Handling ":" in href attribute
I've received a new issue on python-textile (textile/python-textile#27) which caused me to wonder what the appropriate course of action is. Essentially what it boils down to is: how should ":" be handled within an href on a link. I usually use txstyle.org for guidance on how to handle special cases, but in this case it seems we diverge and that python-textile seems a little more sensible.
Consider the following:
- input:
this is some text to "a link":test:1234 - output from txstyle.org:
<p>this is some text to “a link”:test:1234</p> - output from python-textile:
<p>this is some text to <a href="test%3A1234">a link</a></p>
Handling the text as a link is definitely better, but what should be done about the colon character? Is it correct to percent-encode it or should it be left alone to let the browser interpret it?
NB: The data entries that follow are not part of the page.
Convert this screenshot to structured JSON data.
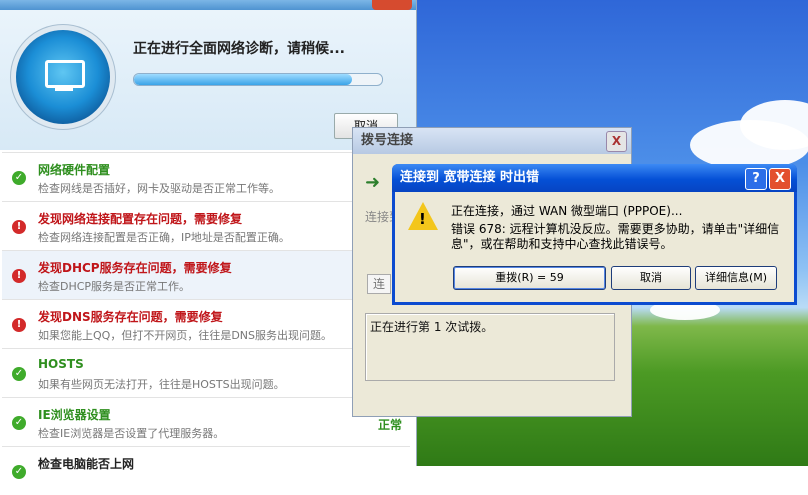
{
  "tool": {
    "status_text": "正在进行全面网络诊断，请稍候...",
    "progress_fraction": 0.88,
    "cancel_label": "取消",
    "items": [
      {
        "title": "网络硬件配置",
        "desc": "检查网线是否插好，网卡及驱动是否正常工作等。",
        "state": "ok"
      },
      {
        "title": "发现网络连接配置存在问题，需要修复",
        "desc": "检查网络连接配置是否正确，IP地址是否配置正确。",
        "state": "error"
      },
      {
        "title": "发现DHCP服务存在问题，需要修复",
        "desc": "检查DHCP服务是否正常工作。",
        "state": "error"
      },
      {
        "title": "发现DNS服务存在问题，需要修复",
        "desc": "如果您能上QQ，但打不开网页，往往是DNS服务出现问题。",
        "state": "error"
      },
      {
        "title": "HOSTS",
        "desc": "如果有些网页无法打开，往往是HOSTS出现问题。",
        "state": "ok"
      },
      {
        "title": "IE浏览器设置",
        "desc": "检查IE浏览器是否设置了代理服务器。",
        "state": "ok",
        "result": "正常"
      },
      {
        "title": "检查电脑能否上网",
        "desc": "",
        "state": "ok"
      }
    ]
  },
  "dial": {
    "title": "拨号连接",
    "close": "X",
    "label": "连接到",
    "status": "正在进行第 1 次试拨。"
  },
  "error_dialog": {
    "title": "连接到 宽带连接 时出错",
    "help": "?",
    "close": "X",
    "message1": "正在连接，通过 WAN 微型端口 (PPPOE)...",
    "message2": "错误 678: 远程计算机没反应。需要更多协助，请单击\"详细信息\"，或在帮助和支持中心查找此错误号。",
    "redial_button": "重拨(R) = 59",
    "cancel_button": "取消",
    "details_button": "详细信息(M)"
  }
}
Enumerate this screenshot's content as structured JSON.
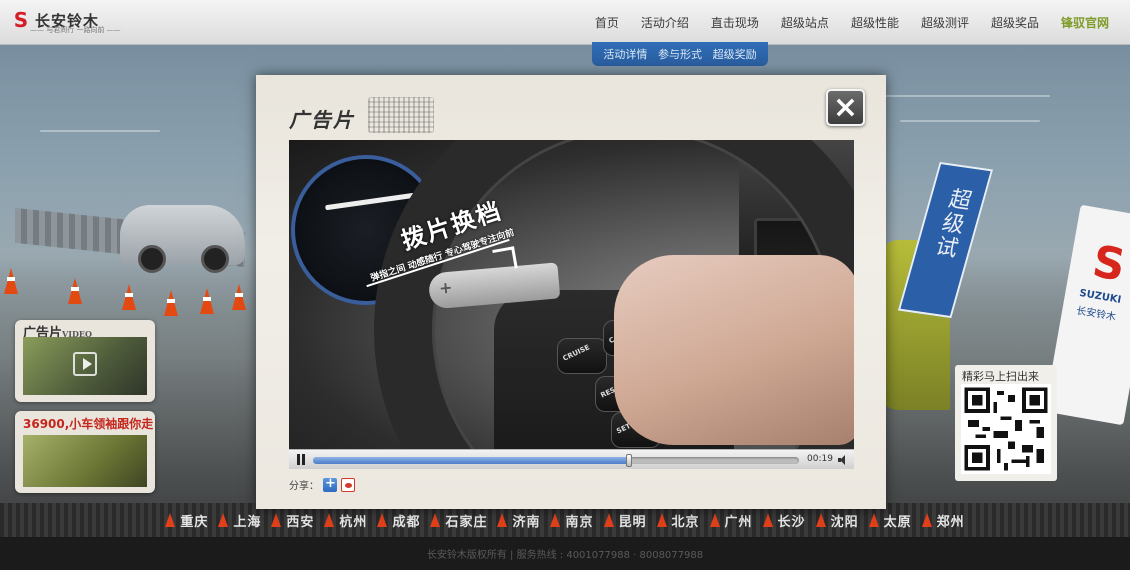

I feel it should be noted that this is an issue for one user who has a bunch of custom url schemes, which he links to in textile/python-textile#27. I'll work with him in the meantime to find a way around it, but it seemed this is an instance where some guidance from the spec would be helpful.
Thanks.
@ikirudennis, Hi Dennis, thanks for pointing this out
Looks like redcloth.org handles the colon the way you are suggesting as it gives <p>this is some text to <a href="test:1234">a link</a></p> as the output for your sample input.
I'll take a look at the php-textile handling of the path part of uri's. I know there is a restrictive (perhaps too restrictive) white-listing approach taken to allowed link schemes. This originated out of some link handling attacks against older versions of the php parser. Perhaps it's time to revisit this when not using restricted mode.